I suggest that it mainly comes down to reaction time. Can you reduce reaction time more through stealth/jamming/decoys or through speed? Bear with me through this simplified illustration; If I try to provide an exhaustive illustration using entire militaries acting against each other, I'll need to write a PhD thesis:

If the radar horizon is, say, 30km and you're going at 300m/s, that means the target has 100 seconds of reaction time from the moment it identifies the missile as a valid threat to the time it impacts the target. If you go at 600m/s, the target will have 50 seconds of reaction time. If you go at 1200m/s, the target will have 25 seconds. The problem with increasing speed is that, especially if you're flying at low altitude, drag increases exponentially as a function of velocity so you need ever larger amounts of propellant and ever more powerful engines.

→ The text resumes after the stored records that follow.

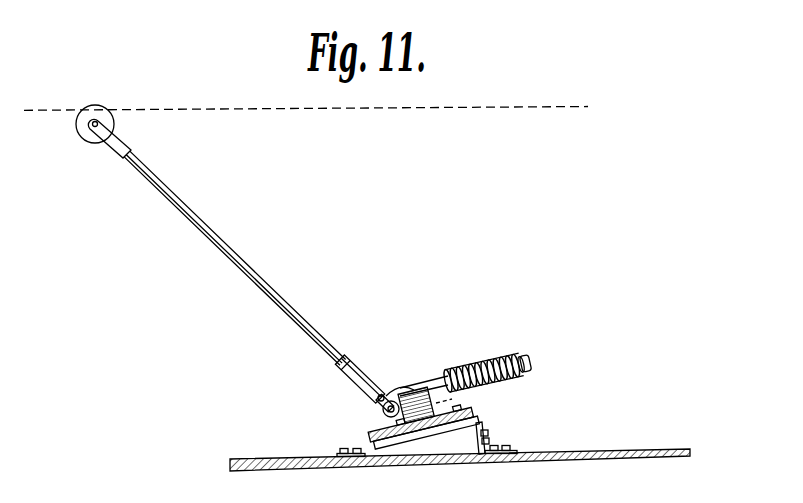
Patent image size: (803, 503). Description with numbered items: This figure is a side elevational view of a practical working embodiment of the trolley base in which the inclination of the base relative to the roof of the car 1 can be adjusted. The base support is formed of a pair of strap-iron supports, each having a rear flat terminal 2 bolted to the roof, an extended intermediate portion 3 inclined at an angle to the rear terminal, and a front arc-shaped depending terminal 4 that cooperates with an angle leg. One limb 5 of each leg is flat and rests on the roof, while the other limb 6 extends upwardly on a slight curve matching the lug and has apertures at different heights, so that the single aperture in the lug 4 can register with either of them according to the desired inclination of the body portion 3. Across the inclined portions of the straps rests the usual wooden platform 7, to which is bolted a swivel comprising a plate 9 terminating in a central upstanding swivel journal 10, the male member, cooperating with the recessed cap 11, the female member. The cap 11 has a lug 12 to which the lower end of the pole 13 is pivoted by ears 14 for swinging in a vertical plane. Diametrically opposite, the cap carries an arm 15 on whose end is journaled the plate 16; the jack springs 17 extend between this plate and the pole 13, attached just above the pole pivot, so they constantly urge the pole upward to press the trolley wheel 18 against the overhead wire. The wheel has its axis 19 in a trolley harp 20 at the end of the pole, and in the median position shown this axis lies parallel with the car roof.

The roof of the car 1 is at (616, 449).
The rear flat terminal 2 is at (338, 450).
The intermediate portion 3 is at (410, 444).
The front arc-shaped depending terminal 4 is at (482, 432).
The limb 5 is at (513, 448).
The limb 6 is at (491, 443).
The wooden platform 7 is at (375, 431).
The plate 9 is at (473, 420).
The swivel journal 10 is at (458, 397).
The recessed cap 11 is at (408, 388).
The lug 12 is at (392, 384).
The pole 13 is at (243, 268).
The ears 14 is at (373, 398).
The arm 15 is at (434, 373).
The plate 16 is at (523, 352).
The jack springs 17 is at (477, 353).
The trolley wheel 18 is at (90, 112).
The axis 19 is at (88, 127).
The trolley harp 20 is at (112, 140).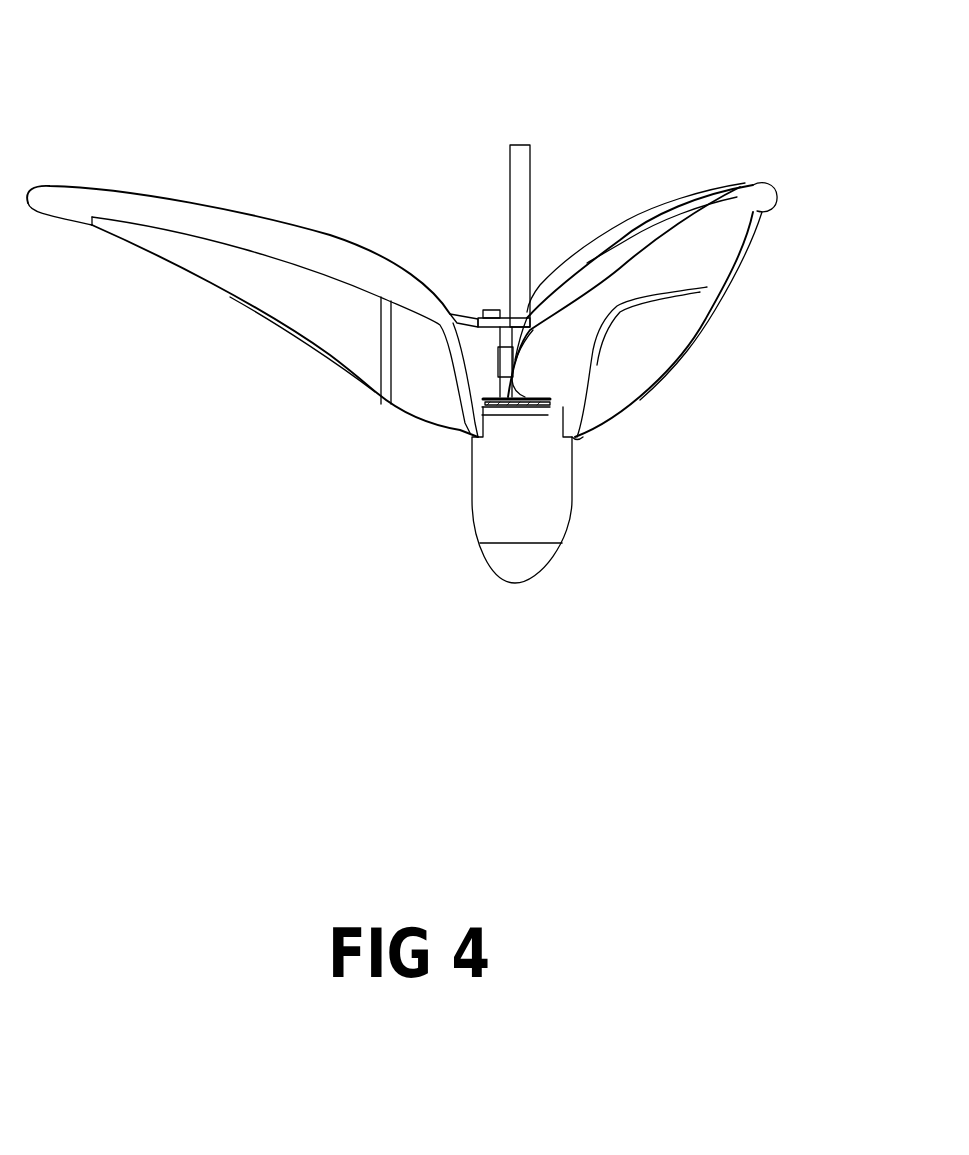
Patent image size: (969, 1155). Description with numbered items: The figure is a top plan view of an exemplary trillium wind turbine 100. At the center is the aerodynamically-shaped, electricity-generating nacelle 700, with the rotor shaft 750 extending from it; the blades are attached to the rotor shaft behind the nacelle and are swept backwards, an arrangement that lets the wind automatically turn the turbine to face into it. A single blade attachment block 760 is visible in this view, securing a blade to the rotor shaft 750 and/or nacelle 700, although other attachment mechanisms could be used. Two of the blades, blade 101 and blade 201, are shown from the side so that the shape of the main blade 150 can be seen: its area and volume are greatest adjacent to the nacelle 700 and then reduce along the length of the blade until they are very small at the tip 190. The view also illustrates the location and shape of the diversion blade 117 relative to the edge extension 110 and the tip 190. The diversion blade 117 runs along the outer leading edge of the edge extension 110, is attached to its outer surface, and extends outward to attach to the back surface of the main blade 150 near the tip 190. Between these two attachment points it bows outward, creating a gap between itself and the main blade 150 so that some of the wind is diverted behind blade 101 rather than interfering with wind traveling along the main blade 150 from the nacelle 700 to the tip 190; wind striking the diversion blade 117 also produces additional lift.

The trillium wind turbine 100 is at (163, 852).
The blade 101 is at (263, 202).
The blade 201 is at (642, 298).
The tip 190 is at (252, 236).
The edge extension 110 is at (427, 383).
The diversion blade 117 is at (300, 305).
The main blade 150 is at (552, 360).
The nacelle 700 is at (470, 497).
The rotor shaft 750 is at (503, 148).
The blade attachment block 760 is at (466, 294).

The question then becomes: How much can you reduce enemy reaction time using electronic warfare elements like stealth, jamming, decoys or other means? More knowledgeable people than I may be able to give us partial answers which we can put together.

My guess is that Russia and China are betting on speed not because that's the most effective option but because the US is a head above them when it comes to information warfare so they have to make up for lack of smarts with brute force. That's how Arab militaries try to win wars and it hasn't worked out for them against the Americans, the Israelis or the Chadians.